March 11, 2008
By Ken Krayeske • 9:25 AM EST

In the days before the war, activists stuffed Hartford City Hall's second floor Common Council chambers. The protestors carried signs and filled the tiny room to the brim in hopes that their presence would embolden City Council to pass an anti-war resolution before the invasion of Iraq.
Unfortunately, then-councilor Elizabeth Horton-Sheff's resolution failed, 5-4. Mayor Eddie Perez didn't stand behind it, and some councilors, even though opposed to the war, said their duty wasn't foreign policy.
Fast forward to Monday, March 10, 2008, approaching the fifth anniversay of the U.S. invasion of Iraq, and now Working Families Party councilmen Dr. Larry Deutsch and Luis Cotto put an anti-war resolution on the table, item #39.

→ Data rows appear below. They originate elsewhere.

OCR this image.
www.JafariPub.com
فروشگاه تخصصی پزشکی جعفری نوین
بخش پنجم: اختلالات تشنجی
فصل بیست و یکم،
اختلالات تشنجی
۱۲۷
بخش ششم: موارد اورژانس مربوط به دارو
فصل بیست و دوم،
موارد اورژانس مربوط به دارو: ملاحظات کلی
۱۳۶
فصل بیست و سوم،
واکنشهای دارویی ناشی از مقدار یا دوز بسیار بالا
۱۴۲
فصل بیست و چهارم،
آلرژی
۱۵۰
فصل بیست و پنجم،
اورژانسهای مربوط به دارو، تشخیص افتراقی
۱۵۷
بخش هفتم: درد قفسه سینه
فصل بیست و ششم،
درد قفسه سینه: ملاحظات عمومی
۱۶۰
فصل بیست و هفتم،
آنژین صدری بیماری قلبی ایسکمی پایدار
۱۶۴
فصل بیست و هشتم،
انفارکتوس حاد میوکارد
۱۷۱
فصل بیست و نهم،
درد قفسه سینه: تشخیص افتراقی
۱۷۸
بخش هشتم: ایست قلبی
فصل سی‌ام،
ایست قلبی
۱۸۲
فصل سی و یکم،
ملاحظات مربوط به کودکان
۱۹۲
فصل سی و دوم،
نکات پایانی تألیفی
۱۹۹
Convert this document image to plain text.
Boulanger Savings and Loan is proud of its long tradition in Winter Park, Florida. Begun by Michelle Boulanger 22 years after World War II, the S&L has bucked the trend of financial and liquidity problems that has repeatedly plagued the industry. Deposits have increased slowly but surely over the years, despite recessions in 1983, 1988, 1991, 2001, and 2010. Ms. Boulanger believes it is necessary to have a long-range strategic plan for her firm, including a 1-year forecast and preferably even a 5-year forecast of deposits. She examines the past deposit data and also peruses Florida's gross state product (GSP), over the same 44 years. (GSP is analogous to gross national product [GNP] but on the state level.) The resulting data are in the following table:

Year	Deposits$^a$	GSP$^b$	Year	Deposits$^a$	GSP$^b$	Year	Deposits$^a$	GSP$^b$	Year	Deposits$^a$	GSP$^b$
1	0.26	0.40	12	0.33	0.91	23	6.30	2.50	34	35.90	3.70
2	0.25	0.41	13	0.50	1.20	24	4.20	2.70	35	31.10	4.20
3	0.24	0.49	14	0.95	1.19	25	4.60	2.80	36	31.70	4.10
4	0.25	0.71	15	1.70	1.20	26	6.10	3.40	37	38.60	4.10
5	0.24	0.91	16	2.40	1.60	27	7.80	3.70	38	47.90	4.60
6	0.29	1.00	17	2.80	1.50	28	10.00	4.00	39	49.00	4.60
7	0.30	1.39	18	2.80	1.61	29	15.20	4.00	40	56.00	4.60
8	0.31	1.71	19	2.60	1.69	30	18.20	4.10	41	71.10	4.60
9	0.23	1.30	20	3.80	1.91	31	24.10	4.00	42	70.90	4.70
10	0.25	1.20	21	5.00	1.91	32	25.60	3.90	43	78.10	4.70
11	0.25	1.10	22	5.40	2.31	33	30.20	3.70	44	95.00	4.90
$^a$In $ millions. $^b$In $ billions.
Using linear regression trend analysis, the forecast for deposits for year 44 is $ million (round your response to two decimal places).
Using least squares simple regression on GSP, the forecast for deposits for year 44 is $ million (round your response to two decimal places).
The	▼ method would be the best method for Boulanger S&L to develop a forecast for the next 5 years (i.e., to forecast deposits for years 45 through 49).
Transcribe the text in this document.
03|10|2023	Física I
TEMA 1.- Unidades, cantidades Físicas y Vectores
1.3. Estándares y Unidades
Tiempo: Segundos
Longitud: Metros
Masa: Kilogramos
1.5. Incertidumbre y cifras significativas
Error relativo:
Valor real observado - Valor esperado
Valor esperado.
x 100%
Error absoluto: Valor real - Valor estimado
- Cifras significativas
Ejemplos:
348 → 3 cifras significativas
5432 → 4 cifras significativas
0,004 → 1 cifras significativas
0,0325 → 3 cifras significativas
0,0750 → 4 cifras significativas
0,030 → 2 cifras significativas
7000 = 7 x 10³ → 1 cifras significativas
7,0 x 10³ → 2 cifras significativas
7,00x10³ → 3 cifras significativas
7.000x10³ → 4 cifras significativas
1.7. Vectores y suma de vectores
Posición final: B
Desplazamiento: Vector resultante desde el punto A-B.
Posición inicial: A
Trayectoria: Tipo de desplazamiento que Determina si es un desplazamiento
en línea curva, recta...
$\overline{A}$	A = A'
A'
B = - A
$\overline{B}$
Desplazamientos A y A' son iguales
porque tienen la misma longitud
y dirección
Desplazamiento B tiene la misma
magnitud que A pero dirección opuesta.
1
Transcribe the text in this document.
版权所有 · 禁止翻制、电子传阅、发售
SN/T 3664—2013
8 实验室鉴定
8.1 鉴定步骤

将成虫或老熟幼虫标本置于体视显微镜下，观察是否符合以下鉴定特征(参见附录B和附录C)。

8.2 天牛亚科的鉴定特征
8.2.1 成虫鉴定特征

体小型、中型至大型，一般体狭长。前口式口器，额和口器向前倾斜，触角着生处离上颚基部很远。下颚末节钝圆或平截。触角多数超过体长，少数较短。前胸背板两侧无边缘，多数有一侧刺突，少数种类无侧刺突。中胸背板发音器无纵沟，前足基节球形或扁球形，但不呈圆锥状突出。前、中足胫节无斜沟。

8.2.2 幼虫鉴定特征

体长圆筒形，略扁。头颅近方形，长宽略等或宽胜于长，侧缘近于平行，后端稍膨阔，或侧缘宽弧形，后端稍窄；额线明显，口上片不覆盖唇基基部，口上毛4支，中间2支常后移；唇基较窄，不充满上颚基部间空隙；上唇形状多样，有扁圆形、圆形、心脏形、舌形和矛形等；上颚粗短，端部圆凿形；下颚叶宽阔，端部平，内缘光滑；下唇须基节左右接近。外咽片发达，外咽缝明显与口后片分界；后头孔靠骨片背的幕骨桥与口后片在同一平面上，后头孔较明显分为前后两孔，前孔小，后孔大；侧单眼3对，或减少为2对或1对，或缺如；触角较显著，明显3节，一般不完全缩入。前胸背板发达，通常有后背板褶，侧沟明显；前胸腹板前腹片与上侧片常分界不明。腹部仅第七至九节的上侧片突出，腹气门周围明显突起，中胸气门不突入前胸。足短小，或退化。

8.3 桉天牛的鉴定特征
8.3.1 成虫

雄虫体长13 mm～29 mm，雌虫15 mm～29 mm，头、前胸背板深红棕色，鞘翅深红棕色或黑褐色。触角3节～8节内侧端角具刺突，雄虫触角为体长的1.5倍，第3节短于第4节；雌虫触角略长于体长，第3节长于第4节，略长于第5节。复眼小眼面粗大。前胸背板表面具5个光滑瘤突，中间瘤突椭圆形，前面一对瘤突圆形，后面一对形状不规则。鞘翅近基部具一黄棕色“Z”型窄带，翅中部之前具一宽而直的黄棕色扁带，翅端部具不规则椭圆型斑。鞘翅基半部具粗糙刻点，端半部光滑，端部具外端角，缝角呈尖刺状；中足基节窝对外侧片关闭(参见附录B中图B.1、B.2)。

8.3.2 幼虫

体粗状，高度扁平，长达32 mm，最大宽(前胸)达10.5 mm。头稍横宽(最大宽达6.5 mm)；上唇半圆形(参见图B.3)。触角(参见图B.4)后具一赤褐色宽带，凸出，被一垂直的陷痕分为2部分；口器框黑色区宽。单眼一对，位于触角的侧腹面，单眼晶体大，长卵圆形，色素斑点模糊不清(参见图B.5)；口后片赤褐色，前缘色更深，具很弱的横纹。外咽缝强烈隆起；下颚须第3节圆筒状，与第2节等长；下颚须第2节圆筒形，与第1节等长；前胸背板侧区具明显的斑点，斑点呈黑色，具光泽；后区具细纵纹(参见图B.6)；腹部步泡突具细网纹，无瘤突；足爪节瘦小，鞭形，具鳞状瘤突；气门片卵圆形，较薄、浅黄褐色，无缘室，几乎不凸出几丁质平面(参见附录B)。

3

This time, it was a normal Council meeting setting with a few dozen chairs empty in Chambers. A couple of anti-war activists like Green Party stalwart Dave Ionno sat quietly, without waving any signs.
But this time, the anti-war motion passed in a 6-0 vote with two abstentions.
The resolution calls for an end to the war and for a monthly recognition at Council meetings of its ongoing financial and humanitarian tolls. It will be sent to President George W. Bush, Connecticut's Congressional delegation and the Connecticut General Assembly.
And no, Deutsch said, it's not five years too late.
"We weren't here five years ago," Deutsch said.
Deutsch began the discussion before the vote explaining how Council reached a compromise on the language of the resolution.
"A phrase to end the war now, not just end the war was removed in the interests of compromise," Deutsch said. "We were interested in changing the primary terms to make it broadly acceptable to everyone."
Councilors were in broad agreement on the resolved clause stating "That at the second meeting of each month of the Council as a whole, after the Pledge of Allegiance and prayer, time is taken to suitably honor those serving and those who have lost their lives in the conflict and communicate information about the continuing fiscal and humanitarian costs to the City of Hartford."
Deutsch's Working Families Party co-sponsor on the resolution, Councilor Luis Cotto, an Army veteran, explained succinctly the importance of said clause.
"The costs associated with this war are so depressing," Cotto said. "We need to be depressed once a month."
Council Ken Kennedy, one of the abstentions, supported the resolve clause, but sang his familiar chorus that City Council should not be a forum for foreign policy.
"I have always had the belief that some things are beyond the scope of Council," Kennedy said. "I do not support the war, but I do not think it is appropriate for City Council to comment on this."
Foreign policy should be left to Congress, Kennedy said. Cotto disagreed.
"It is incumbent upon us to respond to the foreign policy decisions of those who we elect," Cotto said. "Imagine if every municipality voted positively for this, we would have a mandate to end the war."